List do Kazimierza Twardowskiego z 13.10.1920

Warszawa, 13. X 1920r

 

Wielmożny Panie Profesorze!

            Przedewszystkiem chciałem donieść WPanu Profesorowi, że 1.X. urodził nam się szczęśliwie syn. Niestety nie znam go dotychczas i dopiero na 1.XI będę mógł pojechać na kilka dni do Zakopanego. Obowiązki szkolne bowiem nie pozwalają mi narazie wyjechać z Warszawy.

            Podczas bytności WPana Profesora u mnie zapomniałem poruszyć jedną sprawę. Czynię to więc teraz listownie.
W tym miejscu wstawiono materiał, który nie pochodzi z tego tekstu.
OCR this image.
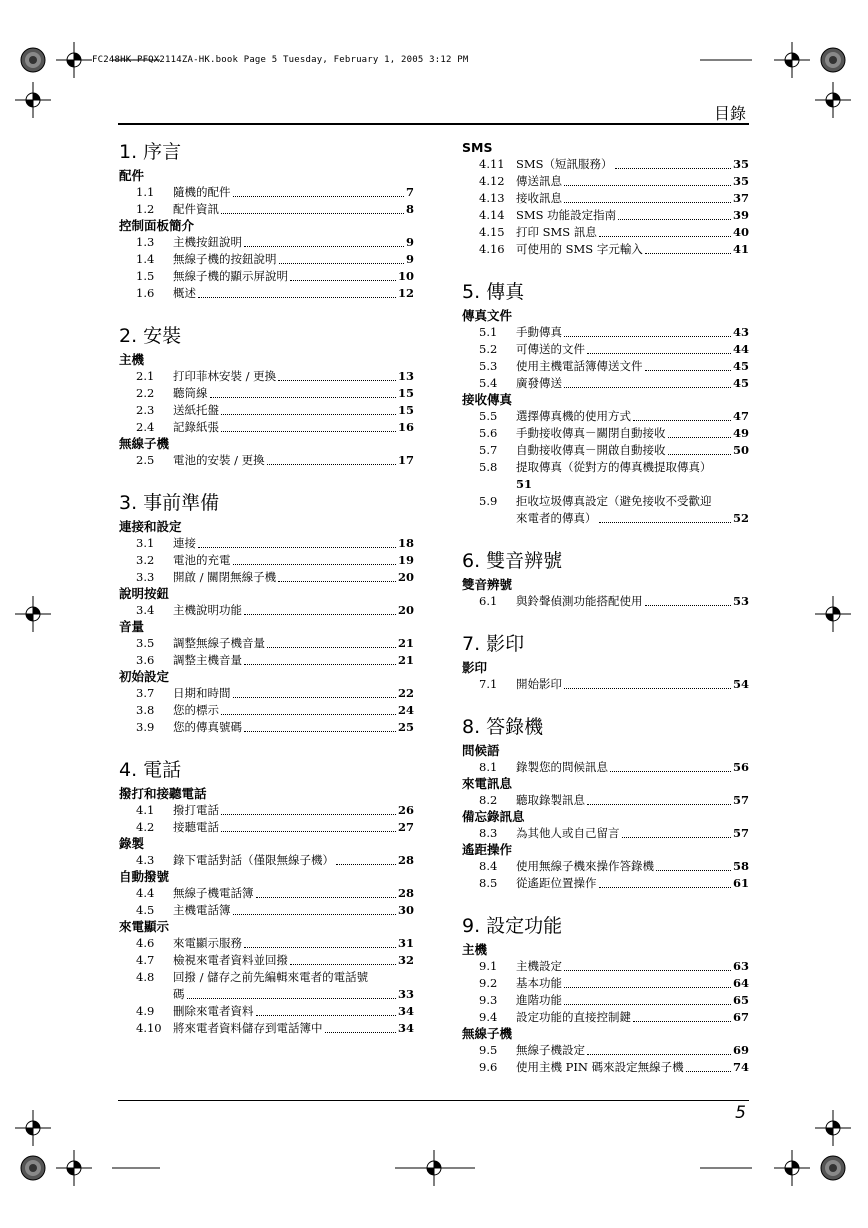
FC248HK-PFQX2114ZA-HK.book Page 5 Tuesday, February 1, 2005 3:12 PM
目錄
1. 序言
配件
1.1	隨機的配件	7
1.2	配件資訊	8
控制面板簡介
1.3	主機按鈕說明	9
1.4	無線子機的按鈕說明	9
1.5	無線子機的顯示屏說明	10
1.6	概述	12
2. 安裝
主機
2.1	打印菲林安裝 / 更換	13
2.2	聽筒線	15
2.3	送紙托盤	15
2.4	記錄紙張	16
無線子機
2.5	電池的安裝 / 更換	17
3. 事前準備
連接和設定
3.1	連接	18
3.2	電池的充電	19
3.3	開啟 / 關閉無線子機	20
說明按鈕
3.4	主機說明功能	20
音量
3.5	調整無線子機音量	21
3.6	調整主機音量	21
初始設定
3.7	日期和時間	22
3.8	您的標示	24
3.9	您的傳真號碼	25
4. 電話
撥打和接聽電話
4.1	撥打電話	26
4.2	接聽電話	27
錄製
4.3	錄下電話對話（僅限無線子機）	28
自動撥號
4.4	無線子機電話簿	28
4.5	主機電話簿	30
來電顯示
4.6	來電顯示服務	31
4.7	檢視來電者資料並回撥	32
4.8	回撥 / 儲存之前先編輯來電者的電話號
碼	33
4.9	刪除來電者資料	34
4.10 將來電者資料儲存到電話簿中	34
SMS
4.11 SMS（短訊服務）	35
4.12 傳送訊息	35
4.13 接收訊息	37
4.14 SMS 功能設定指南	39
4.15 打印 SMS 訊息	40
4.16 可使用的 SMS 字元輸入	41
5. 傳真
傳真文件
5.1	手動傳真	43
5.2	可傳送的文件	44
5.3	使用主機電話簿傳送文件	45
5.4	廣發傳送	45
接收傳真
5.5	選擇傳真機的使用方式	47
5.6	手動接收傳真－關閉自動接收	49
5.7	自動接收傳真－開啟自動接收	50
5.8	提取傳真（從對方的傳真機提取傳真）
51
5.9	拒收垃圾傳真設定（避免接收不受歡迎
來電者的傳真）	52
6. 雙音辨號
雙音辨號
6.1	與鈴聲偵測功能搭配使用	53
7. 影印
影印
7.1	開始影印	54
8. 答錄機
問候語
8.1	錄製您的問候訊息	56
來電訊息
8.2	聽取錄製訊息	57
備忘錄訊息
8.3	為其他人或自己留言	57
遙距操作
8.4	使用無線子機來操作答錄機	58
8.5	從遙距位置操作	61
9. 設定功能
主機
9.1	主機設定	63
9.2	基本功能	64
9.3	進階功能	65
9.4	設定功能的直接控制鍵	67
無線子機
9.5	無線子機設定	69
9.6	使用主機 PIN 碼來設定無線子機	74
5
Chodzi mi mianowicie o to, czy WPan Profesor nie mógłby umieścić w jednym z następnych numerów „Ruchu” mego sprawozdania z III-go tomu „Rocznika fenomenologicznego”. Proszę zaś o to dlatego jedynie, że tom ów ukazał się już przed czterema laty, i o ile „Ruch” ma czytelników informować o nowościach filozoficznych, to ów tom „Rocznika” powoli przestaje być nowością, – a nadto dlatego, że o ile mi wiadomo, niedługo mają się ukazać następne tomy, więc może dobrze byłoby, by przed ich ukazaniem ukazało się sprawozdanie z poprzedniego (III-go) tomu. Liczę się oczywiście z możliwością, że sprawozdanie nie jest z tych, czy owych względów nieodpowiednie. Prośba więc moja powyższa tyczy się tylko tego wypadku, w którym nie zachodziłby fakt właśnie wspomniany. Gdyby zaś sprawozdanie nie było rzeczywiście nieodpowiednie, to prosiłbym WPana Profesora uprzejmie o odesłanie mi go kiedyś przy sposobności, bo o ile nie zostałoby wydrukowane, chciałbym je zachować dla siebie.

            Nie chciałbym, by prośba moja nosiła na sobie jakikolwiek pozór urgensu. Dlatego zaznaczam, że motywowaną jest li tylko przez podane wyżej fakty. Przy tem rozumiem, iż mogą istnieć przyczyny, dzięki którym wskazanem jest, by moje sprawozdanie jeszcze przez pewien czas leżało, żeby ustąpić miejsca sprawozdaniom z tych, czy owych względów pilniejszym.

            Przy sposobności zapytuję WPana Profesora, czy życzyłby sobie WPan Profesor sprawozdania z „L’Énergie spirituelle” Bergsona. W danym razie mógłbym niem służyć. (O ile ten zbiór dawnych – choć częściowo u nas nieznanych – artykułów można uważać za „nowość” filozoficzną).

            W Warszawie wśród filozofów narazie cisza. Wczoraj dopiero dostałem list od p. Kodisowej, która wróciła z urlopu i proponuje jeszcze w tym tygodniu naradę Zarządu Tow. Psychologicznego w sprawie przyszłego sezonu. Tymczasem schodzimy się w trójkę z prof. Witwickim i p. Rosenblumem i dyskutujemy trochę. Nowy zeszyt „Przeglądu” się drukuje, ale – jak mi mówił p. Halpern – bardzo powoli, tak że nie wiadomo, kiedy będzie gotowy.

            Łączę wyrazy prawdziwego poważania i proszę o pozdrowienie ode mnie Kazika Ajdukiewicza

 

Roman Ingarden

 

 

17. X P. scr.

            Z powodu strajku kolejowego wysyłam ten list dopiero dzisiaj. Dowiedziałem się w przeszłym tygodniu, że Francja ofiarowała 100 tys. franków na stypendya dla Polaków pragnących uzupełnić czy kończyć studya we Francyi. Ciekawym, czy który z filozofów stypendyum to otrzyma.